Identification of a protochromic triad regulating the bilin pK_a. (A) RcaE proteins were analyzed by SDS/PAGE, followed by CBB staining (Upper) or zinc blotting (Lower). (B) Absorption spectra are shown for Y₁₈₇F, L₂₄₉H, E₂₁₇Q, E₂₁₇D, and K₂₆₁M RcaE proteins in the 15Z state (green) and 15E state (red) at pH 7.5. Absorption spectra are shown for wild-type RcaE at pH 10.0 in the same color scheme for comparison. The percentage of total holoprotein converted to the 15Z and 15E states was estimated by acid denaturation followed by absorption spectroscopy and is indicated for each state. (C) pH titrations of E₂₁₇A and K₂₆₁M RcaE were performed as described for wild-type RcaE in Fig. 2.

Fig. 4.

A mechanism for the protochromic photocycle.

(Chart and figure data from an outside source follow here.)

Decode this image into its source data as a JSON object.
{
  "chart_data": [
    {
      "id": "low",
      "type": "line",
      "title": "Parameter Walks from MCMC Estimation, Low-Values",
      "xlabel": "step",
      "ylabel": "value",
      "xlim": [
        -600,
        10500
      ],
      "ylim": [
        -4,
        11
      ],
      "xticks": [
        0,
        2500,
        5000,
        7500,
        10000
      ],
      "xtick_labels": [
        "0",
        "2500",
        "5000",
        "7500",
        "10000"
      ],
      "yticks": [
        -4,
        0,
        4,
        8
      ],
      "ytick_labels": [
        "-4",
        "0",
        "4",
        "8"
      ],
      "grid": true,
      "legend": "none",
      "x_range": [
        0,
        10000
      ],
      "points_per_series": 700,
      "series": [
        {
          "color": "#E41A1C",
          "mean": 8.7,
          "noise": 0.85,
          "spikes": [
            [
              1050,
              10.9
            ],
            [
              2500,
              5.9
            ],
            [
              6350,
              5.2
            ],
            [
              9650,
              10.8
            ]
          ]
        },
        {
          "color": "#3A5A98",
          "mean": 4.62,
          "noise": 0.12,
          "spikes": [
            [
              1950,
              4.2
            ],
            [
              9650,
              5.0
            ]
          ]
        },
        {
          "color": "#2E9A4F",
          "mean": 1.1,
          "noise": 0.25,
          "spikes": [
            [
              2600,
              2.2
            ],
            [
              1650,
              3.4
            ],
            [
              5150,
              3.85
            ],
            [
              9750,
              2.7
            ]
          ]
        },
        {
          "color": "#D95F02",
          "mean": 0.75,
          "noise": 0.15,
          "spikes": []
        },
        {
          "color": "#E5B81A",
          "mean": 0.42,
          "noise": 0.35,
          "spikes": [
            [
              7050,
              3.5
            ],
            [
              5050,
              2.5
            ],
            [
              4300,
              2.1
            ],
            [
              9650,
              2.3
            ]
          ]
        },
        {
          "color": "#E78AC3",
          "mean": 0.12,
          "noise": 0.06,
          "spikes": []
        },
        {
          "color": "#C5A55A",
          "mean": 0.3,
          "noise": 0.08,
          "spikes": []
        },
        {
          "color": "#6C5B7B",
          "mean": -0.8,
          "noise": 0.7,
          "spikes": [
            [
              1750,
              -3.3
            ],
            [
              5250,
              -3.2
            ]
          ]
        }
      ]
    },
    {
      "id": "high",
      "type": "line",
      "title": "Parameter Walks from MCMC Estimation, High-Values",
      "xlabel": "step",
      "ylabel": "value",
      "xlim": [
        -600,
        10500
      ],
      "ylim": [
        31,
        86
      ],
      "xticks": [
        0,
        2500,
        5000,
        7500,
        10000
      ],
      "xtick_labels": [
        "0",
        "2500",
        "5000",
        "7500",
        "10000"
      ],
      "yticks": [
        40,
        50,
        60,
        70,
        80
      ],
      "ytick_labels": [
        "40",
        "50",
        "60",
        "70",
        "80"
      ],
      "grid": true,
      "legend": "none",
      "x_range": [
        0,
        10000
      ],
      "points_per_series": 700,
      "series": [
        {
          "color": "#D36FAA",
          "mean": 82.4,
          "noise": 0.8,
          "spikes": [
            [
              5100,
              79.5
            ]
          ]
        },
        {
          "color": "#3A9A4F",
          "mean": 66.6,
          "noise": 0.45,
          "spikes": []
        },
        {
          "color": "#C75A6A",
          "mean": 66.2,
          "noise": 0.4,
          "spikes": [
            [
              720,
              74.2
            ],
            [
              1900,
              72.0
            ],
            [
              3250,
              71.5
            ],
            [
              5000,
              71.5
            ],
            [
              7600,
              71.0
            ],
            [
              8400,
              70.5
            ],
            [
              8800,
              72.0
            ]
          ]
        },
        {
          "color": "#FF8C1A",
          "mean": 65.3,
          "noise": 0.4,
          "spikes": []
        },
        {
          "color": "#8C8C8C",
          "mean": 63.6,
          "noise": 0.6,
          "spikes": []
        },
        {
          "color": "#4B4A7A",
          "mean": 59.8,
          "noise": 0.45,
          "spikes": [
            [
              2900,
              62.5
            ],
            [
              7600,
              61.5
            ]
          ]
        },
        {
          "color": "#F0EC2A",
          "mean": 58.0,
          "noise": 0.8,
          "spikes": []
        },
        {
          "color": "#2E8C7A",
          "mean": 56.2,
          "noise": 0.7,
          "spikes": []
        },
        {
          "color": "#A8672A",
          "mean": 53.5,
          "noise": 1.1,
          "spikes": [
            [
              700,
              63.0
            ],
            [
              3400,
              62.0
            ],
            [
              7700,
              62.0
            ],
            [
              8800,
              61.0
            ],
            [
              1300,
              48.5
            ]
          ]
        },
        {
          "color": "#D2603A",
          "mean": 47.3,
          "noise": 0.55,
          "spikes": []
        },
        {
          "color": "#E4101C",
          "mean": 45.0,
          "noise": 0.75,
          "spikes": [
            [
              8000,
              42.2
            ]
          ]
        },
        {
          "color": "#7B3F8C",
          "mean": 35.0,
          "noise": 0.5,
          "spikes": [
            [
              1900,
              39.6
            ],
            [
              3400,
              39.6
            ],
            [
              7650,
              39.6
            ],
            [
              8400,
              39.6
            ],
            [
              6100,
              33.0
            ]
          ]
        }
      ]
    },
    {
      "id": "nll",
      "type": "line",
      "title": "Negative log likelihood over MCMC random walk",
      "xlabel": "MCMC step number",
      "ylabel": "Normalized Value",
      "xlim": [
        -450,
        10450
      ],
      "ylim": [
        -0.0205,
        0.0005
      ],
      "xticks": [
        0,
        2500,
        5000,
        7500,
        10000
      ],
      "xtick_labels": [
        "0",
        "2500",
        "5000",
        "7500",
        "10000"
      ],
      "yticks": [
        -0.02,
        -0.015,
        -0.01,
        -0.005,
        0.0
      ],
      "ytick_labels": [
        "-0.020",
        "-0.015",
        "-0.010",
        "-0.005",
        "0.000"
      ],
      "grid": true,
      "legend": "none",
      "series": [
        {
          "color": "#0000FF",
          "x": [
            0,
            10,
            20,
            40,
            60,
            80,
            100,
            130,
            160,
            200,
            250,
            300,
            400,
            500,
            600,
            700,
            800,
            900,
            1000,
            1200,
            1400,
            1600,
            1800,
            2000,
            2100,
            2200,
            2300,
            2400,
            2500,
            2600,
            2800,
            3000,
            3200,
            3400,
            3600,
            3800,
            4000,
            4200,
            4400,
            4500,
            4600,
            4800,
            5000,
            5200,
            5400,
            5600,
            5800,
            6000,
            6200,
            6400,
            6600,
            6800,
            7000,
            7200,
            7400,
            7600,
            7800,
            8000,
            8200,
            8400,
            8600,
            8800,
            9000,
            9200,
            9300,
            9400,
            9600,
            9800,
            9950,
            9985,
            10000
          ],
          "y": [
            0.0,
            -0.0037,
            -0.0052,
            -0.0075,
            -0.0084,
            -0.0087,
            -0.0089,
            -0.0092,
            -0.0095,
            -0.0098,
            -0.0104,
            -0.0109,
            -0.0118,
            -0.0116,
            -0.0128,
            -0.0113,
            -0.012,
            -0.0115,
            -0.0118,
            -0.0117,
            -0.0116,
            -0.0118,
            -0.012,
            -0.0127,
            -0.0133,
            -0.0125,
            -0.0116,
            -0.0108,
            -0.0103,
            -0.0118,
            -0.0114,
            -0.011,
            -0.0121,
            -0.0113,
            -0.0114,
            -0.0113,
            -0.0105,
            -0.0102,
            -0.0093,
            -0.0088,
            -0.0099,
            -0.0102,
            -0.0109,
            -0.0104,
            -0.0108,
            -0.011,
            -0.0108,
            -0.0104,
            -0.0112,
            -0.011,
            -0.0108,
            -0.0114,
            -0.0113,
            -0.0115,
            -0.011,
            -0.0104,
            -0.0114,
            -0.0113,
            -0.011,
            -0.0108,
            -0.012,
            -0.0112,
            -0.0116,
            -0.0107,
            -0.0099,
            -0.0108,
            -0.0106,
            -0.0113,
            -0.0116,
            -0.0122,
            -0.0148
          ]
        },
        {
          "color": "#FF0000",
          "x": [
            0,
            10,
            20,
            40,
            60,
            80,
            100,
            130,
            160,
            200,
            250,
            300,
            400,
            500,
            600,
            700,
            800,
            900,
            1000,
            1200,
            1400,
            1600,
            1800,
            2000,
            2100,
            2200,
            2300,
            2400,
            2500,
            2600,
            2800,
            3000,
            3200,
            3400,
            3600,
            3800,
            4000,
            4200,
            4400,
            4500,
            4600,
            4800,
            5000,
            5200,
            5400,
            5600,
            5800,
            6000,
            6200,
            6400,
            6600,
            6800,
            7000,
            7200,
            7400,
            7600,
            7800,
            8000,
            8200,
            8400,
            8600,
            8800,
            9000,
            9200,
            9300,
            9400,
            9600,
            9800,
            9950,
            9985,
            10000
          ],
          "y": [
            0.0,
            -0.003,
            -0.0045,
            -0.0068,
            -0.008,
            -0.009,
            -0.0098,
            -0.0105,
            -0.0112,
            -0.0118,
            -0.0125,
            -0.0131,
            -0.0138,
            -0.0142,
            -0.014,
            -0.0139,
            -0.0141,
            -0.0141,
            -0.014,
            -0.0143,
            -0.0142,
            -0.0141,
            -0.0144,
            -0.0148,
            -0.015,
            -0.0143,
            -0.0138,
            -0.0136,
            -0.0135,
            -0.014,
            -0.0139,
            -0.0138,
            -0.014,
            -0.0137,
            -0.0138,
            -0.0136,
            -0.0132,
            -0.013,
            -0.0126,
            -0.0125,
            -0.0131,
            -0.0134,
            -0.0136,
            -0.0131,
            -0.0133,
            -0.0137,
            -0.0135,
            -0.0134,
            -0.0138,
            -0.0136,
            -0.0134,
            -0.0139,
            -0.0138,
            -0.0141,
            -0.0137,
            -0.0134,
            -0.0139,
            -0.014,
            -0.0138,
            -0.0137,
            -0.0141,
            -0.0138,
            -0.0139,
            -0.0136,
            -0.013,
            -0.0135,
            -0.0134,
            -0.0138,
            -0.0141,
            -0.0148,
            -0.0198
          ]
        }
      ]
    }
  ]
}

Bilin photoisomerization does not cause the spectral shift between green and red absorption, but instead modulates the bilin pK_a to trigger proton transfer to or from Glu217. Protonated ^15ZP_r and deprotonated ^15EP_g intermediates identified in our pH titration study and the protochromic triad identified by site-directed mutagenesis are shown. P, propionate.